De volta às semis, Argentina segue fórmula de 90 para o buscar o tricampeonato

A Copa do Mundo de 2014 marca a volta da Argentina às semifinais de um mundial após 24 anos. Na última vez, a albiceleste tinha uma geração que via em Diego Maradona a principal arma para o tricampeonato, mas que acabou sucumbindo à Alemanha na final. Neste ano, os argentinos dependem ainda mais de um jogador, que vive ótima fase no torneio e pode brilhar ainda mais que o Dieguito.

O ano de 1990 marcou uma boa campanha inesperada da Argentina. Apesar de ter Maradona no comando, e nomes como Caniggia, Batistuta e Burruchaga ajudando, a Copa do Mundo começou com um revés contra Camarões. E a campanha seguiu complicada até a fase de grupos terminar, onde apenas conseguiram um empate contra a Romênia e a vitória contra a extinta União Soviética.

O mundial do Brasil, no entanto, marca o ressurgimento argentino. Liderados por Lionel Messi como um dos maiores de todos os tempos e contando com um ataque tão forte quanto o da época, os hermanos ainda não perderam na Copa do Mundo.
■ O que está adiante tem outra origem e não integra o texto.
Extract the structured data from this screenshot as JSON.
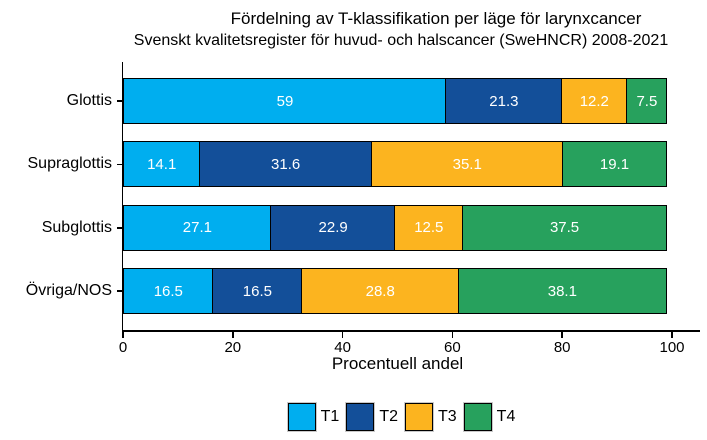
{
  "chart_data": {
    "type": "bar",
    "orientation": "horizontal",
    "stacked": true,
    "title": "Fördelning av T-klassifikation per läge för larynxcancer",
    "subtitle": "Svenskt kvalitetsregister för huvud- och halscancer (SweHNCR) 2008-2021",
    "xlabel": "Procentuell andel",
    "categories": [
      "Glottis",
      "Supraglottis",
      "Subglottis",
      "Övriga/NOS"
    ],
    "series": [
      {
        "name": "T1",
        "color": "#00AEEF",
        "values": [
          59,
          14.1,
          27.1,
          16.5
        ]
      },
      {
        "name": "T2",
        "color": "#134F99",
        "values": [
          21.3,
          31.6,
          22.9,
          16.5
        ]
      },
      {
        "name": "T3",
        "color": "#FCB41F",
        "values": [
          12.2,
          35.1,
          12.5,
          28.8
        ]
      },
      {
        "name": "T4",
        "color": "#27A15D",
        "values": [
          7.5,
          19.1,
          37.5,
          38.1
        ]
      }
    ],
    "xlim": [
      0,
      100
    ],
    "x_ticks": [
      0,
      20,
      40,
      60,
      80,
      100
    ],
    "grid": false,
    "legend_position": "bottom",
    "value_label_color": "#ffffff",
    "axis_color": "#000000",
    "background_color": "#ffffff"
  }
}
Chegaram às semifinais somando cinco vitórias - em todos com decisão do maior craque da atual geração.

Há 24 anos, logo nas oitavas de final, os argentinos tiveram um confronto duro logo nas oitavas de final. Enfrentando o Brasil e tendo a eterna polêmica da água batizada como um ponto forte para a vitória, os argentinos venceram por 1 a 0 e chegaram até a final após duas disputas de penalidades contra Iugoslávia e Itália, respectivamente.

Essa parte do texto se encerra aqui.